Ciao a tutti.. ho appena postato una shot che è stato il prodotto un po’.. delirante?

Si, forse sì…  dell’altra sera.. appena ho finito a vedere House (e con il fantasma del compito di latino il giorno dopo..) ho avuto l’impulso di scrivere e così è nata ‘Save me’

 

La dedico innanzitutto ad Apple, che devo ringraziare enormemente e per svariati motivi.

In primis perché sei stata la prima persona a dedicarmi una storia,quindi  volevo farti sapere che è stato un gesto carinissimo (e poi una fic bella come medicinae doctor..)

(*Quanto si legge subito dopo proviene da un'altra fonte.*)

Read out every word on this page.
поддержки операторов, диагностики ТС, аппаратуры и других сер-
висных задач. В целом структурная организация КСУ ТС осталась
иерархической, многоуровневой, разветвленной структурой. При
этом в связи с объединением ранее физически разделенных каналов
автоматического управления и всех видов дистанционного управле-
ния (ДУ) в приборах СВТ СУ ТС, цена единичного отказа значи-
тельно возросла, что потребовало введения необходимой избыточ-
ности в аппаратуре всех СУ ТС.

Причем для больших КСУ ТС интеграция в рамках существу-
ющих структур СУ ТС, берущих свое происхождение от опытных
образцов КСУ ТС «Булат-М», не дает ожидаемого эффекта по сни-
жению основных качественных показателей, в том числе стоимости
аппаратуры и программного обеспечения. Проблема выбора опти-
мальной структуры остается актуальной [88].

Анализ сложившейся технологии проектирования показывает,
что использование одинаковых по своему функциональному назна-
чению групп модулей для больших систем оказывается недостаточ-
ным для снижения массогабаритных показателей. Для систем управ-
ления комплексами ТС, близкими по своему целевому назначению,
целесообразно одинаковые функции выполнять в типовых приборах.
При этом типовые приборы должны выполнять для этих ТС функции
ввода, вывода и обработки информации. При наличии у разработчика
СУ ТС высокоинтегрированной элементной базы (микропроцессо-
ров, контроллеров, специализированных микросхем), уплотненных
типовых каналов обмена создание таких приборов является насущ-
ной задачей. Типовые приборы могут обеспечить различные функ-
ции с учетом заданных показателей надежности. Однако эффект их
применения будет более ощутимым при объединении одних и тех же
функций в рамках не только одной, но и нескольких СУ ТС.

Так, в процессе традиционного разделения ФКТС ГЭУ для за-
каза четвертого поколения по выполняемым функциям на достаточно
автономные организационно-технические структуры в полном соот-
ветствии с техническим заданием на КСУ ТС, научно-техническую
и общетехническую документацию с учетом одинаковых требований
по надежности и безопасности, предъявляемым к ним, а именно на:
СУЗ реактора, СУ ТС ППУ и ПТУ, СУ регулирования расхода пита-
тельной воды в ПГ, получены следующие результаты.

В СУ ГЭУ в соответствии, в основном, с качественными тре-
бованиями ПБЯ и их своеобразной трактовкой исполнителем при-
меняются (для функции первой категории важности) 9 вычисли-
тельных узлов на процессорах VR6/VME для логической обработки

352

Poi  per le tue bellissime recensioni che mi danno sempre l’impulso di continuare ogni storia, e infine ( ma non ultimo, anzi!) perché le tue fiction sono davvero fantastiche, non finirò mai di farti i complimenti.

E poi, ovviamente, è dedicata a tutti quelli che girovagano su questa parte di efp e in particolare a tutte le cottoncandy!!!

Che dire, spero che mi direte cosa ne pensate!!

 

Un  bacio,

Diomache.

 

 

 

 

 

Save me

 

 

 

 

 

 

Nella stanza regnava il più completo silenzio. Si poteva sentire solamente il ticchettio lontano della sveglia o il motore di qualche auto che transitava per quelle strade deserte.

Silenzio e buio.  

Un buio che avvolgeva quasi entrambi, un buio rasserenante, rilassante.

A lui piaceva il buio. Il buio che avvolge, che inghiottisce, simile all’oblio.

E lei era l’oblio.

Era strano. Strano tutto questo, strana lei, strano quello che poteva accadere, strana perfino la sua casa, quasi non la riconosceva, lì, immersa in quell’alone mistico di pace, di buio, di silenzio.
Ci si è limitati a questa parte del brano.